『ケチャップ・シンドローム』(アナベル・ピッチャー)

ケチャップ・シンドローム (ハヤカワ・ミステリ文庫 マ 13-1 my perfume)

ケチャップ・シンドローム (ハヤカワ・ミステリ文庫 マ 13-1 my perfume)

ハヤカワ文庫の新しいレーベル内レーベル「my perfume」の第1弾。若い女性を取り込むために昭和女子大学の学生とコラボするという売り方は、非常に迷走している感じはしますが、出る作品が面白ければ文句はありません。
ケチャップ・シンドローム』は、2014年のエドガー賞ヤングアダルト部門受賞作で、カーネギー賞の候補にもなった作品です。イギリスの女子高校生ゾーイがアメリカの死刑囚スチュアート・ハリスに宛てた手紙で自分の罪を告白するという形式の書簡体小説になっています。彼女が語るのは、自分が二股をかけていた相手が兄弟であったことが発覚する問題、支配欲の強い母親に脅かされる家庭の問題などです。むこうのヤングアダルト小説らしく、複雑な人間関係の中で揺れる若者の心情を繊細なタッチで描いているところが魅力です。
特にゾーイの感性は独特なものがあります。ゾーイは木立のかげにある小屋にこもって手紙を書いており、ときおりそこから見える植物や虫の様子を報告したりします。そんなささやかな描写が印象に残ります。

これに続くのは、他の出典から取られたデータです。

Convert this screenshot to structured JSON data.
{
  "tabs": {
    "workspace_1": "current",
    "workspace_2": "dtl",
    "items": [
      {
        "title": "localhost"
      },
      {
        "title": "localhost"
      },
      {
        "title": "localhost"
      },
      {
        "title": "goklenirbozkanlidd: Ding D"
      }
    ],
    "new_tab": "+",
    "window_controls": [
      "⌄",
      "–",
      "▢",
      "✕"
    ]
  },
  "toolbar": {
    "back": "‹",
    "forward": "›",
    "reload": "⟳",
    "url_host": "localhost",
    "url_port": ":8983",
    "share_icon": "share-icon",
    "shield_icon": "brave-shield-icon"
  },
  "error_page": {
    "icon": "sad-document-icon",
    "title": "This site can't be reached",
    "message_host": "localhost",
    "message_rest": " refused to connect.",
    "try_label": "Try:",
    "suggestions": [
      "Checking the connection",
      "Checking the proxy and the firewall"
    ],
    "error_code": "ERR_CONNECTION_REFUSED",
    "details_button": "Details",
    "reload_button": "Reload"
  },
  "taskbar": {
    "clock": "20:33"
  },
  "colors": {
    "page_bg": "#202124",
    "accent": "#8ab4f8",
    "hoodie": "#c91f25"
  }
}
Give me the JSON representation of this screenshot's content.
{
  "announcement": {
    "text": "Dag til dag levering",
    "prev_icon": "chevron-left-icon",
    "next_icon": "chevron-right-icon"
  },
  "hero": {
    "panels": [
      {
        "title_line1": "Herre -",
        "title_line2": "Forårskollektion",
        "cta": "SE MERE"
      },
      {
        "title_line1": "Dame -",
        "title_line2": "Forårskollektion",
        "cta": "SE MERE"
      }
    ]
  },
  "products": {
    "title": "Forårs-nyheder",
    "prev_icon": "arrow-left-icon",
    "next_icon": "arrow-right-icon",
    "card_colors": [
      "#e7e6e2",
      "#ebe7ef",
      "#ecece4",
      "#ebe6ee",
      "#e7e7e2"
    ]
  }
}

この小屋が最高なのは、だれにも見られる心配がないことです。クモの複眼をのぞけば目はひとつもないし、クモはわたしなんか見やしません。それは窓枠のクモの巣にいて、ハエやなんかのことを考えながら、その目に銀色に映る半月や、木のシルエットや、クモなどをガラス越しに見つめているんです。
(p36)

さらに特徴的なのは、ゾーイのスチュアートに対する罵倒です。相手は死刑囚だから仕返しできないのをいいことに(架空の住所を書いて手紙を出しているので、返事を書くことすらできない)、スチュアートを罵りまくります。
たとえば、自分がスチュアートを手紙を送る相手に選んだ理由を誰からも手紙をもらったことがないからだと明かし、「運命の手紙をもらえてハリー・ポッターみたいでロマンチックですねwwwwww(意訳)」といやみを言ったり、なにか行事があるたびに「囚人のあなたには関係ありませんけどね!(意訳)」と煽ってみたり。自分がイケメンに強引に迫られた自慢をしたあとには、「あなたもそういう経験あるかもしれませんね。わたしは男性刑務所で起こることを知ってるんですよ。ぐへへへへ(意訳)」とひどいセクハラ発言までする始末。このゾーイのナチュラルな悪意はどこから来るのか、気になります。
一方、スチュアートの方は死刑囚ですから状況に介入することはできませんし、そもそもこの手紙はことがすべて終わってから書かれているので、どうしようもありません。スチュアートは言葉を奪われ何重にも疎外されています。それは一般的な〈読者〉の置かれている状況と同じだと考えてもいいかもしれません。
この物語を読んで感じるのは、イギリスの若者とアメリカの死刑囚の距離の遠さです。死刑廃止国の若者からすれば、アメリカの死刑存置州の死刑囚は、サバルタンのように見えるのかもしれません。
本の巻末には、本の作成に協力した昭和女子大学の学生による座談会の模様が収録されています。奇妙なことに、はじめの設定説明を除いて彼女たちは死刑囚に一切言及しません。なぜ彼女たちには死刑囚が「見えなかった」のか。そのあたりにこの作品の謎を解く鍵がありそうです。